On the other hand, in the arithmetic and control unit 8, the target setting value ΔF of the rolling load differential value is given in advance, and the differential signal (ΔF1/Δt) is constantly compared with the differential signal described above, and the differential signal is equal to or less than the target setting value ΔF. The time when the AGC control is started is regarded as the lock-on timing and the AGC control is started. That is, at the lock-on timing, the lock-on plate thickness HL is calculated using the above formula (2), using the rolling load signal FI from the load cell 6 as the lock-on rolling load FL, and the following (3):
AGCllillB is started based on equation (4).

In addition, regarding the size of the target set value ΔF of the rolling load differential at this time, looking at the example in Fig. 2, in order to prevent shape defects due to sudden operation of A G C', ±40 OLo is required.
A value within n/see is appropriate.

The present invention was applied to a hot strip seven-stand finishing mill. The setting value of the rolling load differential value at that time is ±40
0 ton/sec, and the differential time was 200 ns.

The results of plate thickness control at that time are shown in Table 1 along with the conventional example.As is clear from Table 1, the example of the present invention shortens the time until lock-on compared to the conventional example. It can also be seen that the length ratio within 150 μm in the coil length direction was improved.
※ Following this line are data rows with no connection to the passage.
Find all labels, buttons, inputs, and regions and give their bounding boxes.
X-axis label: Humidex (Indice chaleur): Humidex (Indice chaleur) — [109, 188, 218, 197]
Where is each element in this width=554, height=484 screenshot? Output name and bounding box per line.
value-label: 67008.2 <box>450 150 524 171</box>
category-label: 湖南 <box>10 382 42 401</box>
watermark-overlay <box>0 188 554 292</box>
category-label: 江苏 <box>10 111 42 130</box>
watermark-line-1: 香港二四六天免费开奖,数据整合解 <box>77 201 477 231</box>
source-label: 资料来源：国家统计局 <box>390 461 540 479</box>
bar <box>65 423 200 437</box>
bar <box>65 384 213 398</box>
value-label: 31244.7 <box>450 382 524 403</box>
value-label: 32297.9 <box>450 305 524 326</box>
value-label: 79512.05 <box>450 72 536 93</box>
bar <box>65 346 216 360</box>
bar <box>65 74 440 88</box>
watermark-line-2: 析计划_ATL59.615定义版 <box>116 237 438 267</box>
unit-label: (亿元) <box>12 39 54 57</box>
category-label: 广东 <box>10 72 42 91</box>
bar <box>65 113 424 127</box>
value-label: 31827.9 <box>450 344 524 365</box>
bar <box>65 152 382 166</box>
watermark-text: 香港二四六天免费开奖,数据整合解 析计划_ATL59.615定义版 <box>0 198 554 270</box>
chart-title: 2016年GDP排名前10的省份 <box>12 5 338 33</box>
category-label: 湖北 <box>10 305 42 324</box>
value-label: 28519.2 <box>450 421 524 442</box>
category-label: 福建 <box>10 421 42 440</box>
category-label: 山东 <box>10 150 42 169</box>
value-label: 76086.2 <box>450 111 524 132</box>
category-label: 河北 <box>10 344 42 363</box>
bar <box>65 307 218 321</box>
<Effects of the Invention> As explained above, according to the present invention, the lock-on timing is determined by differentiating the rolling load from the time when the steel plate is bitten by the rolling mill, so the controllability of the plate thickness is improved. It is expected that product quality and yield will improve.

[Brief explanation of drawings]

Fig. 1 is a configuration diagram showing an example of the A G Cllll1ll device according to the method of the present invention, and Fig. 2 shows (a) changes in rolling load after the tip of the steel plate is bitten, and (b) differential value of the rolling load. FIG. 3 is a characteristic diagram showing an example of each change over time, and is a configuration diagram showing a conventional example of an AGCiIilJm device. Figure 1 1... Rope plate, 2... Work roll. 3...Backup roll. 4... Reduction morph, 5... Reduction screw 6.
...Load cell, 7... Potentiometer make. 8... Arithmetic control device, 9... Rolling down control device. 10...Timer, 11...Differential circuit.

Claims (1)

[Claims] A method for determining the lock-on timing in automatic plate thickness control of a steel plate rolled by a rolling mill, in which the rolling load is measured from the time the steel plate is bitten into the rolling mill, and the lock-on timing is determined from the rolling load measurement value. A method for determining lock-on timing in automatic plate thickness control of a rolled steel plate, characterized in that lock-on is performed at the timing when a differential value becomes equal to or less than a preset target value of a rolling load differential value.